CRA : Ma misérable inconscience ! Je peux t’affirmer que je suis né musicien. Avant d’être formé à la musique, j’étais déjà musicien. Il y avait un vieux piano à la maison et je m’y suis accroché à deux ans et demi. J’improvisais tonalement, sans aucun professeur. J’ai appris par l’oreille, chose qui est indispensable pour un musicien. Donc, il y avait déjà, avant ma formation, une prédisposition nette, qui s’est ensuite développée dans un sens professionnel. Quand je n’arrivais pas à comprendre un accord, j’essayais de le trouver, différemment. Quand j’avais dix ans, une professeure du lycée de ma sœur qui adorait la musique, m’a fait un cadeau royal : la Quatrième symphonie de Mahler, en disque soixante-dix-huit tours. Cet album pesait quinze kilos ! J’ai reçu un choc d’orchestration, de lyrisme ! Cette dame, extraordinairement cultivée, nous a dit : « Je suis très amie avec un professeur allemand, qui habite Buenos Aires, qui est chef d’orchestre, pianiste, pédagogue… il est fou ! ». Elle avait raison : il était tout ça. Elle me l’a présenté et il a été mon professeur, non seulement un professeur de piano, mais un professeur de musique en général.

Cet individu n’était pas seulement un brillant pianiste mais également un très grand chef d’orchestre. Il avait beaucoup d’élèves, en tout : composition, direction d’orchestre, piano, harmonie et contrepoint. Il avait une bibliothèque extraordinaire, pas seulement de littérature, mais sur les cathédrales, de toutes les époques et de tous les pays.

On a travaillé sur une sonate de Beethoven, et à un certain moment, il m’arrête et me dit :

« L’interprétation, c’est un art. Tu t’imagines bien qu’à l’époque où Beethoven a écrit cette sonate, l’interprétation était liée à des œuvres d’art de cette époque. Quelles sont les œuvres d’art que tu connais de cette époque, en peinture, par exemple ?  Et les cathédrales ? »
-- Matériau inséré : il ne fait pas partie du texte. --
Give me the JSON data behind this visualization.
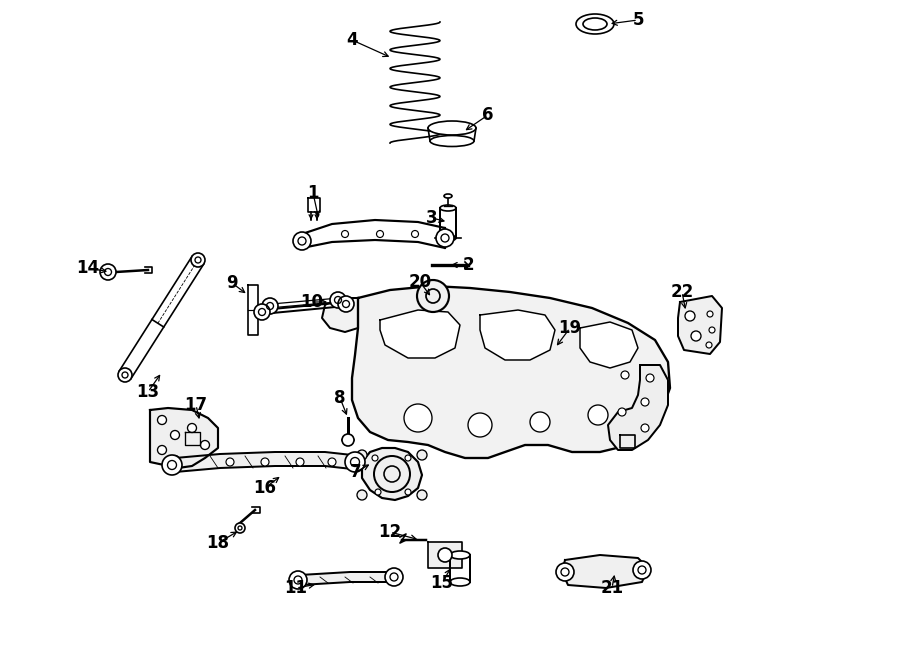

Il est allé chercher des livres, avec des photos extraordinaires de cathédrales et m’a dit :

« Imagine que tu es en train de jouer une phrase de Beethoven. À cette époque-là, ils étaient en train de finir cette cathédrale. Est-ce que tu n’imagines pas que Beethoven ne le savait pas, et qu’il était fasciné par ça, comme moi, comme peut-être toi tu le seras ? »
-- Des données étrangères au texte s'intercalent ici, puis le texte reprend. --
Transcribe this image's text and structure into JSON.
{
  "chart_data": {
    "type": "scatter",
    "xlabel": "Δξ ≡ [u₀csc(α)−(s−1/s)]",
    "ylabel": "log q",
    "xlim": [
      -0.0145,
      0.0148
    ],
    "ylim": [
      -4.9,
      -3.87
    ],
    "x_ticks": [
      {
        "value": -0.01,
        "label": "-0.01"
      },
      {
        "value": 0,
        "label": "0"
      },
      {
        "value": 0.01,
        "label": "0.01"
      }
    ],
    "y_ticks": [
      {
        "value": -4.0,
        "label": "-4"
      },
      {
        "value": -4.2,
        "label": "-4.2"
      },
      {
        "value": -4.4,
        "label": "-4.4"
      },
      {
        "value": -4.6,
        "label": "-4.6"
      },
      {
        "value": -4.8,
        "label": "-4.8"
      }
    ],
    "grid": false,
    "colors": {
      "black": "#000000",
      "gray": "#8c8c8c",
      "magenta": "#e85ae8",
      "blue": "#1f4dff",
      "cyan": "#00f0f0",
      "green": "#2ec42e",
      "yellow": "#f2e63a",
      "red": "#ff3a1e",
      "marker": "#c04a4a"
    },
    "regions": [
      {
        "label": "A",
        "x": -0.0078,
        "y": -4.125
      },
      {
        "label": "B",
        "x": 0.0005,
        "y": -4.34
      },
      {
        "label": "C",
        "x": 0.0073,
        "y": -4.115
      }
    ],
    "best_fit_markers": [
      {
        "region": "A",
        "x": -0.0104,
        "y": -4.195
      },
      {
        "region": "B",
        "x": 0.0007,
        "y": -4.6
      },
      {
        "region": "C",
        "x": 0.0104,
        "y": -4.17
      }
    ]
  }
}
J’ai reçu une profonde leçon artistique sur ce qu’un créateur ressent à son époque.

À vingt et un ans, j’ai quitté l’Argentine, pour m’établir à Berlin. Cela a été un choc, parce que je me suis rendu compte que tout ce que j’avais appris, l’Allemagne l’avait oublié, parce que ce n’était plus la même Allemagne. Mahler n’était plus jamais joué à l’époque. Heureusement, Bernstein est venu. Il ne dirigeait plus que Mahler (rires), donc, ça équilibrait un peu les choses. Schönberg était complètement oublié, Stravinsky aussi. C’était tous des gens qui se sont exilés pendant la Deuxième Guerre mondiale.

Ce professeur, juif allemand, a réussi, non seulement à m’enseigner la musique, mais également beaucoup de choses sur l’orchestration et la composition. Il a réussi aussi à me faire aimer sa langue maternelle, ce qui fait partie de la pédagogie. C’est grâce à lui que, plus tard, je me suis dit qu’enseigner, c’était un art. Ce n’est pas un métier, c’est un art, dans lequel la psychologie et la philosophie, et tous les autres bagages culturels, sont importants. Cela a été mon cas, et ça l’est encore aujourd’hui.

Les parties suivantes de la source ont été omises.